Переполненная чаша | страница 164
Инструктор понял Павла Ферапонтовича правильно и с укором произнес в адрес Елистратова, что с ветеранами надо поаккуратней и более душевно. У них, мол, на законном основании обострено чувство самосознания: такая ведь долгая и полезная жизнь! «Но тут Ликер не очень вежливо перебил молодого инструктора: «Вы напрасно считаете, что прожить много лет — это накопить много обид. Просто наши обиды плавают на самом верху. Чуть тронь, и пойдут волнами». И сам ринулся на Елистратова и всю производственно-диспетчерскую службу завода, из-за которой, а совсем не по вине строителей, истопников и грузчиков, порой трясет здоровый — в принципе! — коллектив.
Вспоминая о том заседании недельной давности, Молотилов терпеливо ждал от Ликера решения своего вопроса, и, пока Павел Ферапонтович отвечал на звонки, он не без интереса изучал своего начальника. Иные люди в таком, как у Ликера, возрасте начинают быстро стареть и небрежничать в одежде, а вот Ликер, наоборот, стал наряжаться и модничать. Его костлявые плечи и выгнутую, как натянутый лук, спину укрывал пиджак из тонкой мягкой кожи. А из-под этой кожи всегда выглядывали импортные рубашки. Бриться после своего шестидесятилетия Павел Ферапонтович стал особенно тщательно, поэтому щеки у него были абсолютно гладкими и блестели, а из-за частой сетки мелких красных прожилок казалось, что он вроде бы румянится.
— Значит, устал, говоришь. — Ликер положил телефонную трубку. — Значит, хочешь куда-нибудь еще? — Он грустно улыбнулся, хотя чего ему печалиться, если кадры заводу нужны повсеместно и не на сторону же просится Молотилов? От улыбки бледный шрам на румяной щеке Павла Ферапонтовича обозначился особенно явственно.

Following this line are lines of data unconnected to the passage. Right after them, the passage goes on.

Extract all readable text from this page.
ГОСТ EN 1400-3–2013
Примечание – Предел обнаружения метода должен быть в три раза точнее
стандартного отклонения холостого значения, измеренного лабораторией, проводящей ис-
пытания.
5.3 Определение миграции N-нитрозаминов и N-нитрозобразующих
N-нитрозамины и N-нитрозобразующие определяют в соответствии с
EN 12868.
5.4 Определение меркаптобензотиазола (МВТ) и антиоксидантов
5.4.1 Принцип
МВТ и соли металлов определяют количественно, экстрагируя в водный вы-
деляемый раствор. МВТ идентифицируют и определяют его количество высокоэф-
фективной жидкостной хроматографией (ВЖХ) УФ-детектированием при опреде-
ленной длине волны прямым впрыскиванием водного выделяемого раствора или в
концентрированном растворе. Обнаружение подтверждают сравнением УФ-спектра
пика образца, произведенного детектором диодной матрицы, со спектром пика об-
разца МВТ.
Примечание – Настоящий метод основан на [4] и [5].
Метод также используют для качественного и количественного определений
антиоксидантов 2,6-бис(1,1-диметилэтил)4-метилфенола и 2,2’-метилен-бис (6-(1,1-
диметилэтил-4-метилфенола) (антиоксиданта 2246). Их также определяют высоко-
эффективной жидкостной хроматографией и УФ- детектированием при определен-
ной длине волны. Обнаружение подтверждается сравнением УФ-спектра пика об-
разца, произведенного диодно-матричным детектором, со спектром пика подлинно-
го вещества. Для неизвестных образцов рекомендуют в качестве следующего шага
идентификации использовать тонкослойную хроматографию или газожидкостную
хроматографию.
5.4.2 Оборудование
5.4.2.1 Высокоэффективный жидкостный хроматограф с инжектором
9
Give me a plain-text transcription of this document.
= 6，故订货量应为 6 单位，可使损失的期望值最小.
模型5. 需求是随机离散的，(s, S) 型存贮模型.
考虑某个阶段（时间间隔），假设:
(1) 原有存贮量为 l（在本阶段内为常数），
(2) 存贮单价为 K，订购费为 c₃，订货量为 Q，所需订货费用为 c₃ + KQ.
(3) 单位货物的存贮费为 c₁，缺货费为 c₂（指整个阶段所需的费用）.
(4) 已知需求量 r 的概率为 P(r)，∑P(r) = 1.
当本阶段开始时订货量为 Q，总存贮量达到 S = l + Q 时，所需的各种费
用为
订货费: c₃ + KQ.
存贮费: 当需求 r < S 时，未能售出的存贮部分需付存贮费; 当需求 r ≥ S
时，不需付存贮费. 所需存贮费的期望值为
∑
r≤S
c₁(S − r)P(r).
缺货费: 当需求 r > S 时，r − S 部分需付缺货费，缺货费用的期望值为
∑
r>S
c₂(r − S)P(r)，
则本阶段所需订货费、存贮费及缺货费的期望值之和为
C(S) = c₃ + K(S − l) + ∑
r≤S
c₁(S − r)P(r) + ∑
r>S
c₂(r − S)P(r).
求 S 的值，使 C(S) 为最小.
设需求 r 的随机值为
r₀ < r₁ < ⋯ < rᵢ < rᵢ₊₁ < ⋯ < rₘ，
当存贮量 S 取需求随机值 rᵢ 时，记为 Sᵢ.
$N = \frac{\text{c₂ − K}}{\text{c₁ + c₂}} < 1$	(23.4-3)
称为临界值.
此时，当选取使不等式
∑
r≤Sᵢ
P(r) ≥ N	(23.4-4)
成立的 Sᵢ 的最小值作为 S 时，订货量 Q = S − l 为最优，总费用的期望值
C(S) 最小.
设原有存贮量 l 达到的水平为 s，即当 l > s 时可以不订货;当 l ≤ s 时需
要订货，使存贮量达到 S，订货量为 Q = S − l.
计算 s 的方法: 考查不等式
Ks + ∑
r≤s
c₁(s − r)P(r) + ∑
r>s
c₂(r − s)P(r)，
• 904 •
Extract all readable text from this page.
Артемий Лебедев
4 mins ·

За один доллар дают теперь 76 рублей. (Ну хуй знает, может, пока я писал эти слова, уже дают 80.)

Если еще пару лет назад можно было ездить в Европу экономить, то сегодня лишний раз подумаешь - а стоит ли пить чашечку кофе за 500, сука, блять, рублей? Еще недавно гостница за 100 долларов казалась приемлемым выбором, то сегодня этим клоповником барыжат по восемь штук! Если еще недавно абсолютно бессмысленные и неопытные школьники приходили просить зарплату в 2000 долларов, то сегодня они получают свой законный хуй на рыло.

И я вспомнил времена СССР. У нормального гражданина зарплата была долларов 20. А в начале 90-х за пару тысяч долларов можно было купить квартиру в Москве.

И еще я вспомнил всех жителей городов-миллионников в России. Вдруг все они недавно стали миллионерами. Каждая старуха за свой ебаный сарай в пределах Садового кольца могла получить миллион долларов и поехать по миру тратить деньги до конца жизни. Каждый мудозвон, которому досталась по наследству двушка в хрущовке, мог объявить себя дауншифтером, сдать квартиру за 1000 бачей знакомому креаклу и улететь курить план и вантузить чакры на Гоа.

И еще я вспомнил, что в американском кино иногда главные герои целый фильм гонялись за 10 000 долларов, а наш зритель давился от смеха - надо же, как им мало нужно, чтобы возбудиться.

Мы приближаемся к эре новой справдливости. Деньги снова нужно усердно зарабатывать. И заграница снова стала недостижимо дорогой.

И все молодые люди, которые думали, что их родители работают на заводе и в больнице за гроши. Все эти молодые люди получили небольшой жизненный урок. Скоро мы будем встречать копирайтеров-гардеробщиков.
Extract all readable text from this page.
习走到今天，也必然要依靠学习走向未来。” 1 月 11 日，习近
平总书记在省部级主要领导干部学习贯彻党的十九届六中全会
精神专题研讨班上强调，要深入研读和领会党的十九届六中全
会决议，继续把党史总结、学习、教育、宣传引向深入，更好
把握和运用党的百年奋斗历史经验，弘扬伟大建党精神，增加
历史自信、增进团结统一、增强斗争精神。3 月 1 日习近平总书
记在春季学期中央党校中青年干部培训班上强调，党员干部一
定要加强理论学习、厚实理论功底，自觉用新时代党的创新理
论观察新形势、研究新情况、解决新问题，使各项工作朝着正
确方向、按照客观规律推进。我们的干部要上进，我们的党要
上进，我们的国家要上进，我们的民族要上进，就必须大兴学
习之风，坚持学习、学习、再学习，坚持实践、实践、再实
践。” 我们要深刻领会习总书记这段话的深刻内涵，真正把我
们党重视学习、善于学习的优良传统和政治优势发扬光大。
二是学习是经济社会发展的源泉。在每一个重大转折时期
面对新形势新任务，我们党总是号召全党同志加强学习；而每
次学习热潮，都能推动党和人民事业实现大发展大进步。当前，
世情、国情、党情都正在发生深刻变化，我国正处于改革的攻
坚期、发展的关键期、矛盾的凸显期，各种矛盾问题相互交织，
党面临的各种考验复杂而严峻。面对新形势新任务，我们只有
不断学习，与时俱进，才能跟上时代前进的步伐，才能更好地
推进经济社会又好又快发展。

Был этот шрам, можно сказать, «произведением» Молотилова, хотя и случайным: ведь тогда, давно, Петька Молотилов положил напильник на край верстака и стукнул по его кончику ребром ладони просто так — без всякой цели. А то, что, покувыркавшись в воздухе, напильник попал в мастера, можно объяснить трагическим случаем. Еще не оправившийся после второго ранения, списанный подчистую, недавний фронтовик Ликер упал тогда без памяти, обливаясь кровью, и если бы Молотилов в ту ночь не рисковал своей жизнью во время фашистской бомбежки, никто не знает, на сколько частей разорвали бы его поутру ребята.
— Устал, — твердо ответил начальству Молотилов. Однако взгляд от его лица увел.
— И куда именно ты хочешь? Наметил себе? — продолжал допрашивать Ликер, поддернув иностранные джинсы, заправленные в темно-серые валенки, толсто подшитые войлоком. Модничать-то он модничал, но и о здоровье на забывал. А Молотилов такие допотопные валенки не носил. И даже забыл, когда видел на ком-нибудь. А Ликер шуршит ими в помещении летом. Высшей марки пижон-оригинал!